Terraform Labs’ Employees Probed For Intentional LUNA, UST Price Manipulation

Terraform employees will be probed by the South Korean authorities regarding the Terra ecosystem collapse in early May

By Shashank Bhardwaj


Do Kwon, co-founder and CEO of Terraform Labs at the company’s office in Seoul, South Korea, April 14, 2022. Kwon is counting on the oldest cryptocurrency as a backstop for his stablecoin, which some critics liken to a ginormous Ponzi scheme; Photo: Woohae Cho / Bloomberg via Getty Images

South Korean authorities have summoned all former employees of Terraform Labs, the organisation behind Luna Classic (LUNC), formerly called LUNA, and TerraUSD (UST), to seek answers regarding the collapse of the Terra ecosystem earlier this month. According to a local report, the investigation is being carried out by the joint financial and securities crime investigation team of the Seoul Southern District Prosecutor’s Office.

The joint financial and securities crime investigation unit summoned all employees of Terraform Labs who were a part of the project’s early developments in 2019 to investigate and submit related materials. The authorities are investigating the case to see any signs of intentional price manipulation and if the tokens followed the proper procedures for listing on domestic exchanges.

The investigators also claimed that the Terra token’s mechanism was flawed from the start because stablecoin UST is not tied to a stable collateral or profit model. The authorities said, “At a certain point in time, there is no other way but to collapse because it cannot handle interest payments and fluctuations in value.”

The Financial Services Commission in South Korea estimates that the Terra collapse affected 2,80,000 investors. Some investors have also filed a class-action lawsuit against Terraform Labs CEO Do Kwon and Terra co-founder Shin Hyun-Seung, requesting a record of user accounts, marketing materials, and UST-related communications.

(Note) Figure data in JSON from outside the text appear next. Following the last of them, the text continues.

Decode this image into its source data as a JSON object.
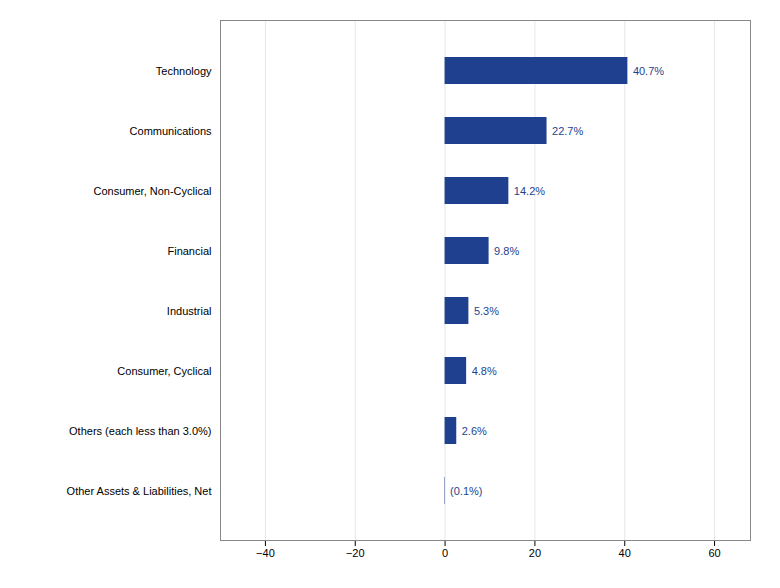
{
  "chart_data": {
    "type": "bar",
    "orientation": "horizontal",
    "categories": [
      "Other Assets & Liabilities, Net",
      "Others (each less than 3.0%)",
      "Consumer, Cyclical",
      "Industrial",
      "Financial",
      "Consumer, Non-Cyclical",
      "Communications",
      "Technology"
    ],
    "values": [
      -0.1,
      2.6,
      4.8,
      5.3,
      9.8,
      14.2,
      22.7,
      40.7
    ],
    "value_labels": [
      "(0.1%)",
      "2.6%",
      "4.8%",
      "5.3%",
      "9.8%",
      "14.2%",
      "22.7%",
      "40.7%"
    ],
    "data_labels": true,
    "color": "#1F3F8F",
    "xlim": [
      -50,
      68
    ],
    "xticks": [
      -40,
      -20,
      0,
      20,
      40,
      60
    ],
    "grid": true
  }
}
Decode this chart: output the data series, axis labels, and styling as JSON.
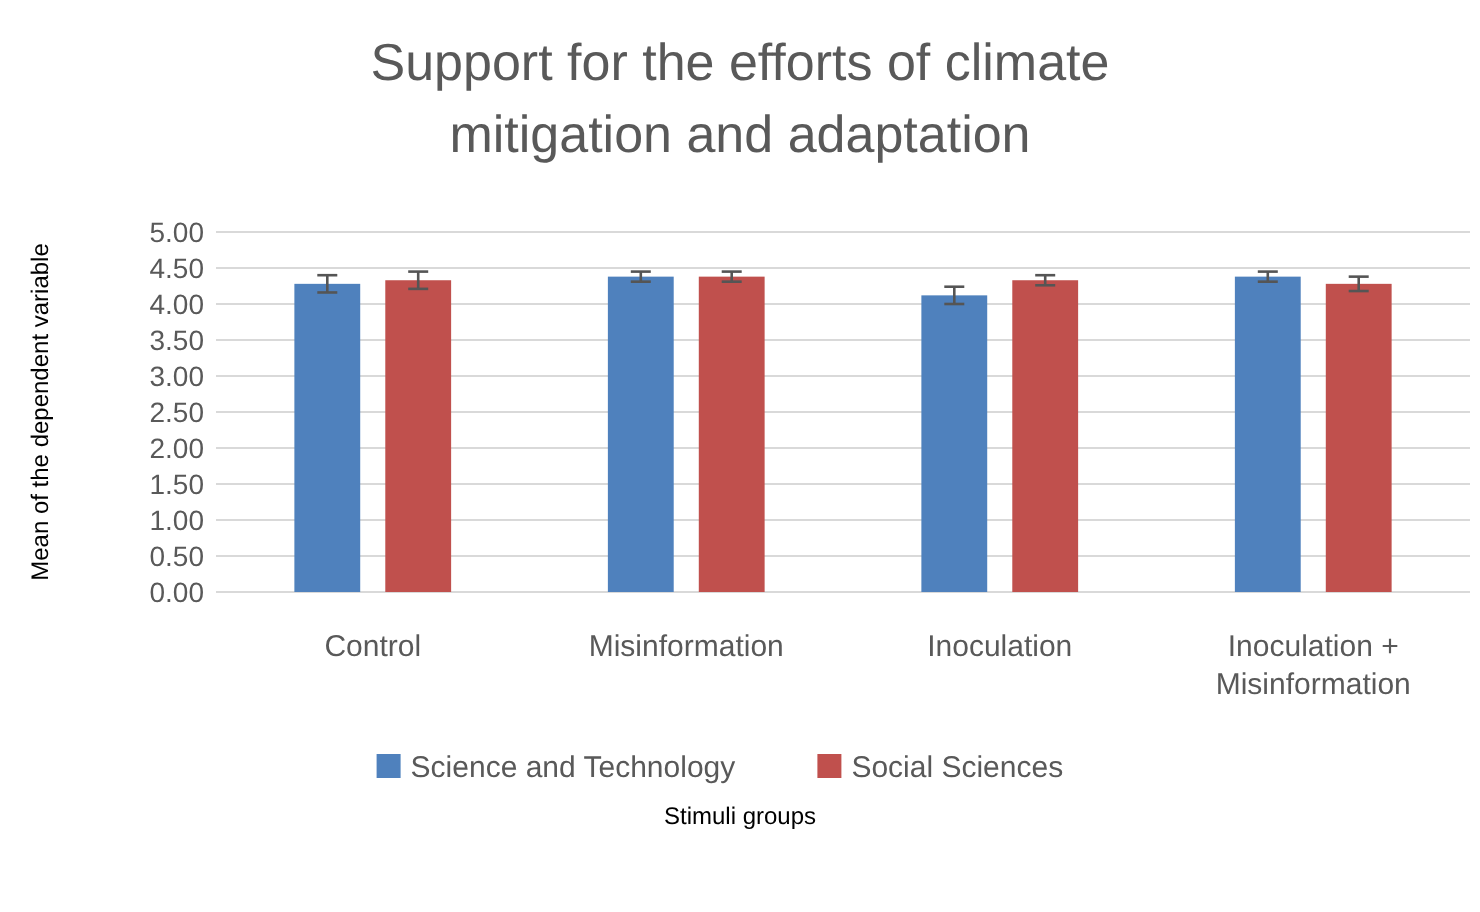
{
  "chart_data": {
    "type": "bar",
    "title": "Support for the efforts of climate mitigation and adaptation",
    "xlabel": "Stimuli groups",
    "ylabel": "Mean of the dependent variable",
    "categories": [
      "Control",
      "Misinformation",
      "Inoculation",
      "Inoculation + Misinformation"
    ],
    "series": [
      {
        "name": "Science and Technology",
        "color": "#4f81bd",
        "values": [
          4.28,
          4.38,
          4.12,
          4.38
        ],
        "errors": [
          0.12,
          0.07,
          0.12,
          0.07
        ]
      },
      {
        "name": "Social Sciences",
        "color": "#c0504d",
        "values": [
          4.33,
          4.38,
          4.33,
          4.28
        ],
        "errors": [
          0.12,
          0.07,
          0.07,
          0.1
        ]
      }
    ],
    "ylim": [
      0,
      5
    ],
    "yticks": [
      {
        "value": 0,
        "label": "0.00"
      },
      {
        "value": 0.5,
        "label": "0.50"
      },
      {
        "value": 1,
        "label": "1.00"
      },
      {
        "value": 1.5,
        "label": "1.50"
      },
      {
        "value": 2,
        "label": "2.00"
      },
      {
        "value": 2.5,
        "label": "2.50"
      },
      {
        "value": 3,
        "label": "3.00"
      },
      {
        "value": 3.5,
        "label": "3.50"
      },
      {
        "value": 4,
        "label": "4.00"
      },
      {
        "value": 4.5,
        "label": "4.50"
      },
      {
        "value": 5,
        "label": "5.00"
      }
    ],
    "grid": "y",
    "legend": "bottom"
  }
}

They have reportedly lost up to $44 million in deposited funds. This happened after LUNC fell 99 percent and UST lost its 1:1 peg to the US dollar.

Around May 20, investigators began looking into whether Terraform Labs or its key principles ran a Ponzi scheme. One of these employees allegedly revealed that the team had reservations about the design of the TerraUSD (UST) stablecoin from the start. They also claim that they had warned Terraform Labs CEO Do Kwon that the algorithmic mechanism was not foolproof and that the stablecoin’s value could plummet sharply if it lost its dollar peg. Despite the warning, Kwon went ahead with the launch.

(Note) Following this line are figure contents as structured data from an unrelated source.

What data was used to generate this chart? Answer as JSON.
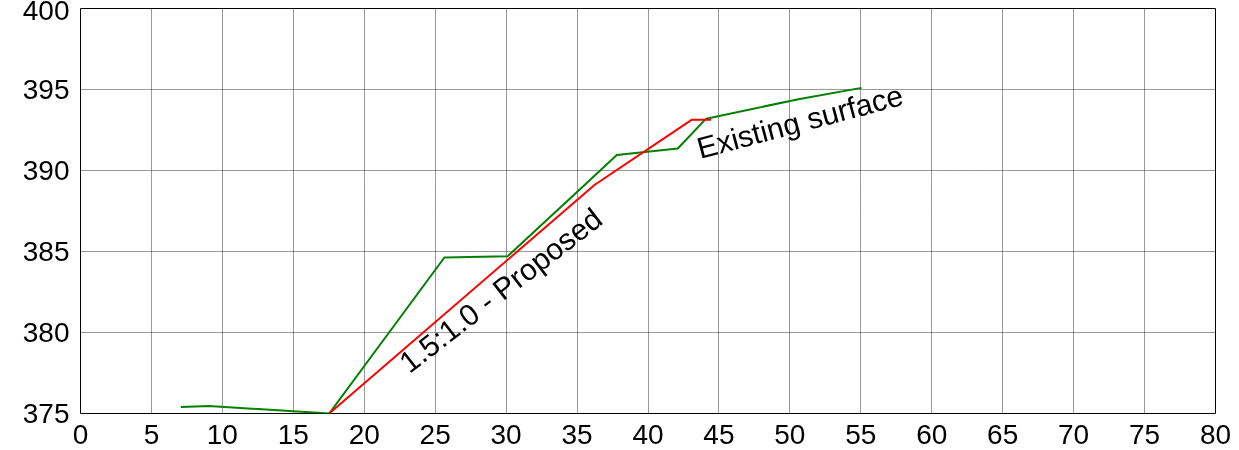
{
  "chart_data": {
    "type": "line",
    "xlim": [
      0,
      80
    ],
    "ylim": [
      375,
      400
    ],
    "xticks": [
      0,
      5,
      10,
      15,
      20,
      25,
      30,
      35,
      40,
      45,
      50,
      55,
      60,
      65,
      70,
      75,
      80
    ],
    "yticks": [
      375,
      380,
      385,
      390,
      395,
      400
    ],
    "grid": true,
    "legend": false,
    "marker": "none",
    "line_style": "solid",
    "series": [
      {
        "name": "Existing surface",
        "color": "#008000",
        "x": [
          7.07,
          9.05,
          17.53,
          25.65,
          30.1,
          35.55,
          37.8,
          42.1,
          44.1,
          50.6,
          55.05
        ],
        "values": [
          375.4,
          375.46,
          375.0,
          384.63,
          384.7,
          389.12,
          390.96,
          391.36,
          393.2,
          394.4,
          395.1
        ]
      },
      {
        "name": "1.5:1.0 - Proposed",
        "color": "#ff0000",
        "x": [
          17.53,
          36.25,
          43.1,
          44.45
        ],
        "values": [
          375.0,
          389.12,
          393.14,
          393.14
        ]
      }
    ]
  }
}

One of the summoned employees stated, “Even at that time, there was a warning inside that there could be a collapse at any time, but CEO Kwon Do-hyeong forced the coin to be launched.”

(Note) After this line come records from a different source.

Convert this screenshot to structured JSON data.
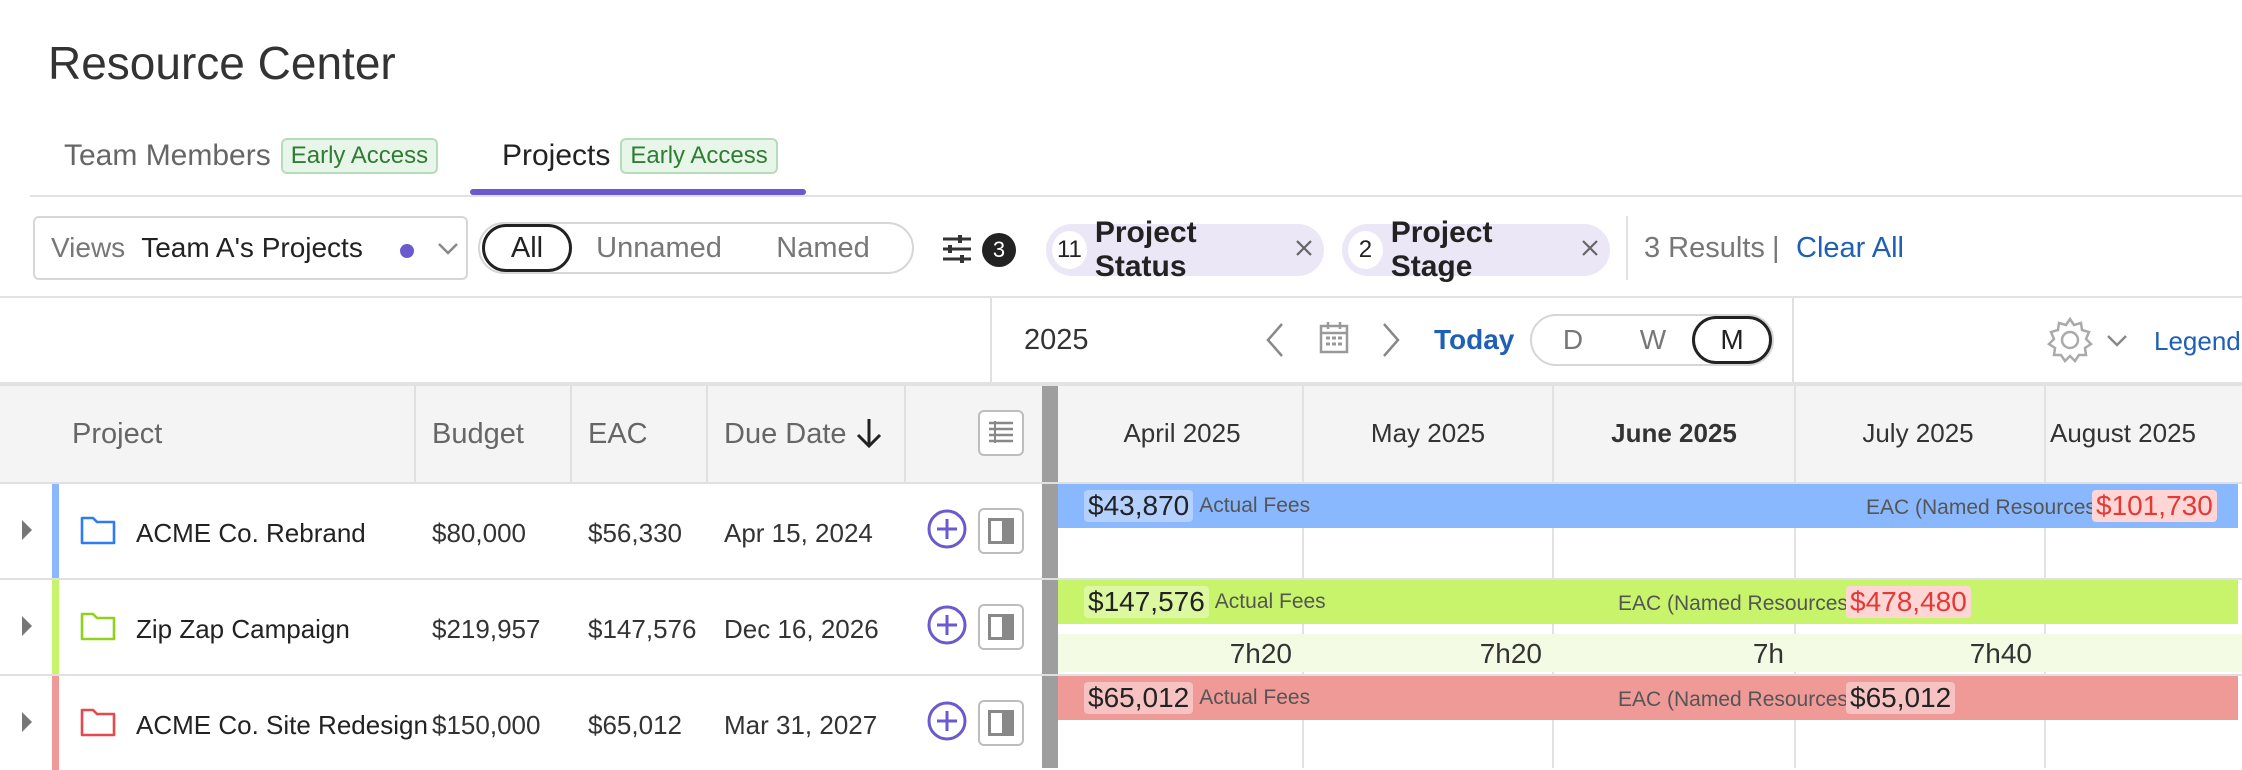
{
  "page": {
    "title": "Resource Center"
  },
  "tabs": [
    {
      "label": "Team Members",
      "badge": "Early Access"
    },
    {
      "label": "Projects",
      "badge": "Early Access"
    }
  ],
  "views": {
    "label": "Views",
    "value": "Team A's Projects"
  },
  "assignment_filter": {
    "options": [
      "All",
      "Unnamed",
      "Named"
    ],
    "selected": "All"
  },
  "filters": {
    "count": "3"
  },
  "chips": [
    {
      "count": "11",
      "label": "Project Status"
    },
    {
      "count": "2",
      "label": "Project Stage"
    }
  ],
  "results": {
    "text": "3 Results",
    "separator": "|",
    "clear_label": "Clear All"
  },
  "timeline": {
    "year": "2025",
    "today_label": "Today",
    "zoom": [
      "D",
      "W",
      "M"
    ],
    "zoom_selected": "M",
    "legend_label": "Legend",
    "months": [
      "April 2025",
      "May 2025",
      "June 2025",
      "July 2025",
      "August 2025"
    ],
    "current_month": "June 2025"
  },
  "columns": {
    "project": "Project",
    "budget": "Budget",
    "eac": "EAC",
    "due_date": "Due Date"
  },
  "projects": [
    {
      "name": "ACME Co. Rebrand",
      "budget": "$80,000",
      "eac": "$56,330",
      "due": "Apr 15, 2024",
      "color": "#8ab8ff",
      "folder_color": "#2f7bf5",
      "bar": {
        "actual": "$43,870",
        "actual_label": "Actual Fees",
        "eac_label": "EAC (Named Resources)",
        "eac_value": "$101,730"
      }
    },
    {
      "name": "Zip Zap Campaign",
      "budget": "$219,957",
      "eac": "$147,576",
      "due": "Dec 16, 2026",
      "color": "#c8f46c",
      "folder_color": "#8fd11b",
      "bar": {
        "actual": "$147,576",
        "actual_label": "Actual Fees",
        "eac_label": "EAC (Named Resources)",
        "eac_value": "$478,480"
      },
      "hours": [
        "7h20",
        "7h20",
        "7h",
        "7h40"
      ]
    },
    {
      "name": "ACME Co. Site Redesign",
      "budget": "$150,000",
      "eac": "$65,012",
      "due": "Mar 31, 2027",
      "color": "#f09a98",
      "folder_color": "#e5484d",
      "bar": {
        "actual": "$65,012",
        "actual_label": "Actual Fees",
        "eac_label": "EAC (Named Resources)",
        "eac_value": "$65,012"
      }
    }
  ],
  "colors": {
    "accent": "#6a5acd",
    "link": "#1f5fb5",
    "over_budget": "#e53935"
  }
}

The news comes as Terraform Labs relaunches Terra’s new chain, Terra 2.0, on May 28. Terra 2.0 was launched to revive the Terra ecosystem. The newly issued LUNA (dubbed LUNA 2 on some exchanges) was initially priced at around $18. It reached a high of $19.53 shortly after the tokens were distributed to investors before losing 71 percent of its initial value. Billy Markus, co-creator of Dogecoin, has previously stated that those who invest in Terra 2.0 ‘will show the world just how truly dumb crypto gamblers really are.’ Amid this crisis, Binance and FTX stated that they were collaborating with the Terra team to support the upcoming airdrop to assist affected users.